André Tubeuf s’est éteint le 26 juillet, à l’âge de 90 ans. Jean-charles Hoffelé rend hommage à un immense homme de lettres et musicologue, qui fut un des pilier de Classica.

Crédit photo : Étienne Moreau
Le don de la pédagogie
Un Chrétien d’orient, né français de Turquie, déjà étranger chez lui. Sa famille étrillée par la politique nationaliste de Mustafa Kemal obligée de quitter Izmir, la ville natale d’un petit André ouvrant les yeux face à la mer. La vie serait donc toujours un exode. D’une rive l’autre, l’enfance se passera à Zonguldak, avec le parfum des jasmins et l’eau argentée de la Mer Noire. Les débuts de l’adolescence dans l’effervescence de Beyrouth où les premières amitiés et une révélation de l’Eros des Garçons scelleront cette fidélité avec quelques êtres choisis, Salah Stétié, Robert Abirached. Bien d’autres suivront après que la famille aura regagné Paris et le jeune-homme intégré Louis-le-Grand. Camarade d’Hypokhâgne Dominique Fernandez, sujet de leur amitié, la littérature mais aussi la musique.
Dans cette France de l’après-guerre les concerts sont encore rares, mais les lourds albums de 78 tours à porté de main dans la discothèque du père d’un ami, Passion selon Saint Matthieu, Brandebourgeois des Busch, et acquis avec son propre argent de poche le Requiem allemand, Schwarzkopf, Hotter, Vienne, Karajan, dont il trimballe les kilos à travers Paris pour en faire jouer les sillons sur les phonographes des amis. Porter la bonne parole, partager, ce don de la pédagogie le pousse naturellement vers l’Ecole Normale. Michel Alexandre lui infuse l’esprit d’Alain, Althusser, Merleau-Ponthy seront ses professeurs, Platon, Spinoza, Nietzsche ses maîtres.
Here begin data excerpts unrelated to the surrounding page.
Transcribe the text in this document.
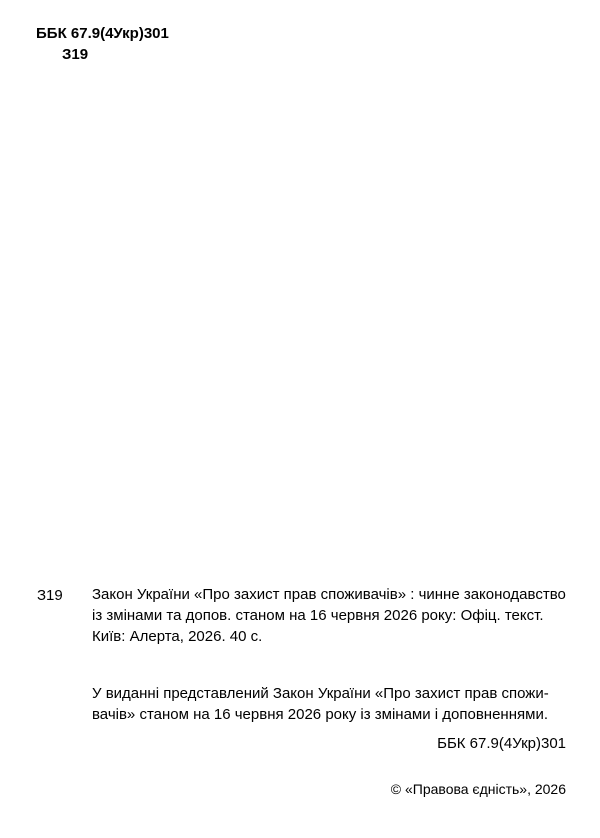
ББК 67.9(4Укр)301
З19
З19 Закон України «Про захист прав споживачів» : чинне законодавство
із змінами та допов. станом на 16 червня 2026 року: Офіц. текст.
Київ: Алерта, 2026. 40 с.
У виданні представлений Закон України «Про захист прав спожи-
вачів» станом на 16 червня 2026 року із змінами і доповненнями.
ББК 67.9(4Укр)301
© «Правова єдність», 2026
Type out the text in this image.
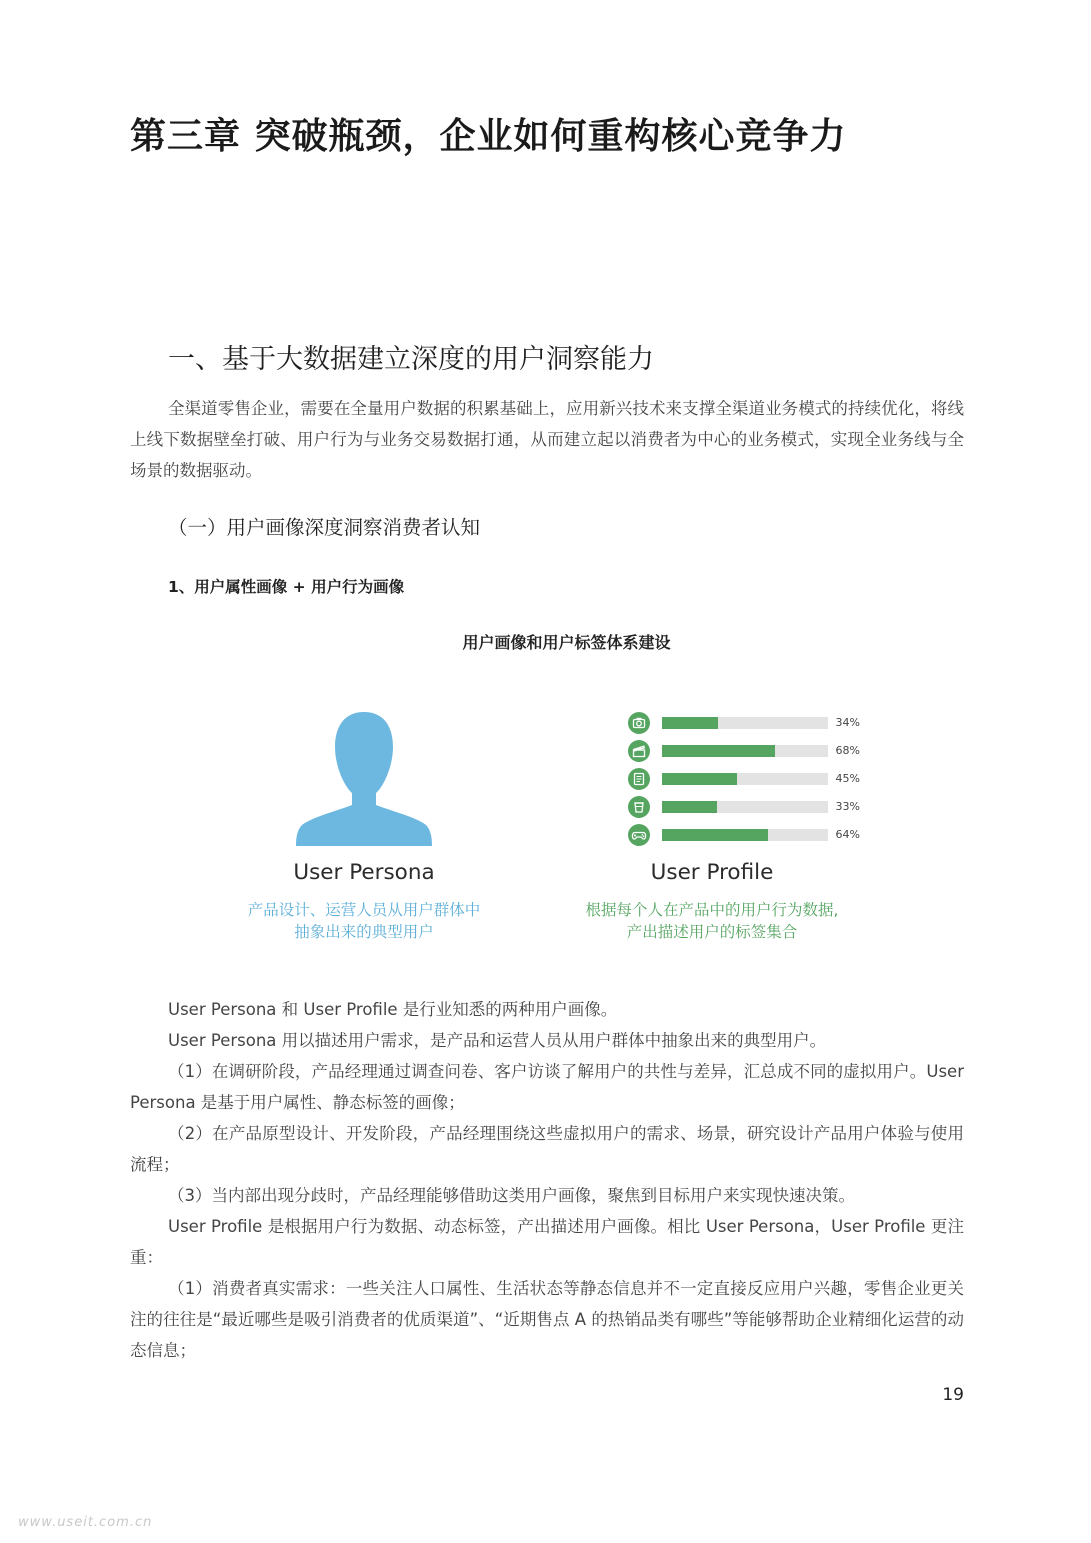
第三章 突破瓶颈，企业如何重构核心竞争力
一、基于大数据建立深度的用户洞察能力

全渠道零售企业，需要在全量用户数据的积累基础上，应用新兴技术来支撑全渠道业务模式的持续优化，将线上线下数据壁垒打破、用户行为与业务交易数据打通，从而建立起以消费者为中心的业务模式，实现全业务线与全场景的数据驱动。

（一）用户画像深度洞察消费者认知
1、用户属性画像 + 用户行为画像
用户画像和用户标签体系建设
User Persona
产品设计、运营人员从用户群体中
抽象出来的典型用户
34%
68%
45%
33%
64%
User Profile
根据每个人在产品中的用户行为数据,
产出描述用户的标签集合

User Persona 和 User Profile 是行业知悉的两种用户画像。

User Persona 用以描述用户需求，是产品和运营人员从用户群体中抽象出来的典型用户。

（1）在调研阶段，产品经理通过调查问卷、客户访谈了解用户的共性与差异，汇总成不同的虚拟用户。User Persona 是基于用户属性、静态标签的画像；

（2）在产品原型设计、开发阶段，产品经理围绕这些虚拟用户的需求、场景，研究设计产品用户体验与使用流程；

（3）当内部出现分歧时，产品经理能够借助这类用户画像，聚焦到目标用户来实现快速决策。

User Profile 是根据用户行为数据、动态标签，产出描述用户画像。相比 User Persona，User Profile 更注重：

（1）消费者真实需求：一些关注人口属性、生活状态等静态信息并不一定直接反应用户兴趣，零售企业更关注的往往是“最近哪些是吸引消费者的优质渠道”、“近期售点 A 的热销品类有哪些”等能够帮助企业精细化运营的动态信息；

19
www.useit.com.cn
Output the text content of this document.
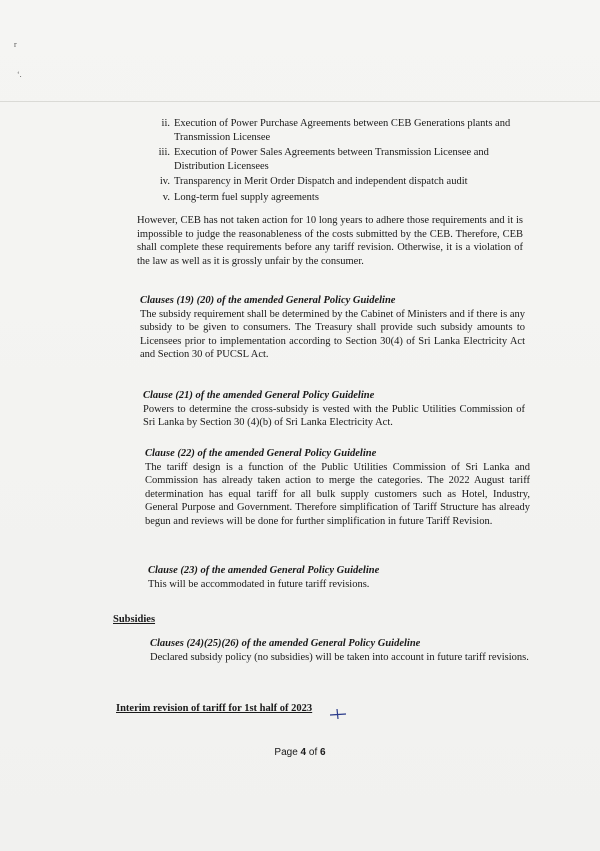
r
‘.
ii. Execution of Power Purchase Agreements between CEB Generations plants and Transmission Licensee
iii. Execution of Power Sales Agreements between Transmission Licensee and Distribution Licensees
iv. Transparency in Merit Order Dispatch and independent dispatch audit
v. Long-term fuel supply agreements
However, CEB has not taken action for 10 long years to adhere those requirements and it is impossible to judge the reasonableness of the costs submitted by the CEB. Therefore, CEB shall complete these requirements before any tariff revision. Otherwise, it is a violation of the law as well as it is grossly unfair by the consumer.
Clauses (19) (20) of the amended General Policy Guideline
The subsidy requirement shall be determined by the Cabinet of Ministers and if there is any subsidy to be given to consumers. The Treasury shall provide such subsidy amounts to Licensees prior to implementation according to Section 30(4) of Sri Lanka Electricity Act and Section 30 of PUCSL Act.
Clause (21) of the amended General Policy Guideline
Powers to determine the cross-subsidy is vested with the Public Utilities Commission of Sri Lanka by Section 30 (4)(b) of Sri Lanka Electricity Act.
Clause (22) of the amended General Policy Guideline
The tariff design is a function of the Public Utilities Commission of Sri Lanka and Commission has already taken action to merge the categories. The 2022 August tariff determination has equal tariff for all bulk supply customers such as Hotel, Industry, General Purpose and Government. Therefore simplification of Tariff Structure has already begun and reviews will be done for further simplification in future Tariff Revision.
Clause (23) of the amended General Policy Guideline
This will be accommodated in future tariff revisions.
Subsidies
Clauses (24)(25)(26) of the amended General Policy Guideline
Declared subsidy policy (no subsidies) will be taken into account in future tariff revisions.
Interim revision of tariff for 1st half of 2023
Page 4 of 6
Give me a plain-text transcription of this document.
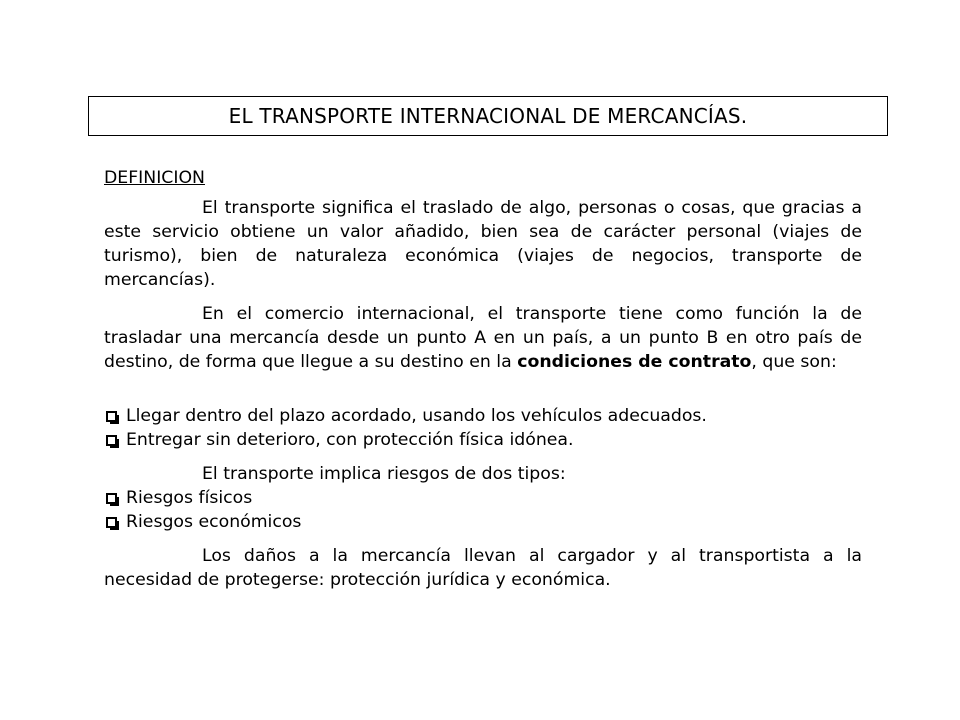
EL TRANSPORTE INTERNACIONAL DE MERCANCÍAS.
DEFINICION

El transporte significa el traslado de algo, personas o cosas, que gracias a este servicio obtiene un valor añadido, bien sea de carácter personal (viajes de turismo), bien de naturaleza económica (viajes de negocios, transporte de mercancías).

En el comercio internacional, el transporte tiene como función la de trasladar una mercancía desde un punto A en un país, a un punto B en otro país de destino, de forma que llegue a su destino en la condiciones de contrato, que son:

Llegar dentro del plazo acordado, usando los vehículos adecuados.
Entregar sin deterioro, con protección física idónea.

El transporte implica riesgos de dos tipos:

Riesgos físicos
Riesgos económicos

Los daños a la mercancía llevan al cargador y al transportista a la necesidad de protegerse: protección jurídica y económica.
Écrire ? Non, enseigner d’abord !, au Lycée Fustel-de-Coulanges, Strasbourg devenant son port d’attache. Il y demeure jusqu’à sa retraite de l’Enseignement en 1992, et une bénédiction pour ses dilections de mélomane. En effet, dès les années 50, Hotter, Schwarzkopf, Seefried, Jurinac y venaient en voisin, et Walcha jouait les orgues de la ville. À Strasbourg la table sera toujours ouverte aux artistes, les après concerts familiaux, rieurs, brillants et profonds à la fois. Claudio Arrau y viendra écouter les 78 tous de ses chères vieilles chanteuses qu’il avait entendues jeune homme à Berlin. André filera des étés de rang à Salzbourg, voir ce que le Festival donnait alors. Il viendra surtout rencontrer les chanteuses d’antan qui tenaient master classes. Lotte Lehmann, désignant Sena Jurinac, lui soufflera à l’oreille « elle est des nôtres ! ».
Le temps de l’écriture
André avait réalisé son rêve. Vivre avec ses idoles. Mieux. Les aimer. Au point de les connaitre non plus comme des artistes mais comme des amis. Il suffisait de l’entendre dire « Sena » pour comprendre le degré d’intimité que seules les affinités électives peuvent établir entre deux êtres. Le temps de l’écriture vint, les revues musicales durent se faire à un style de haute tenue littérature dont elles avaient perdu l’usage. Cette manière sensible et éclairante le rapprochait d’un Suarès.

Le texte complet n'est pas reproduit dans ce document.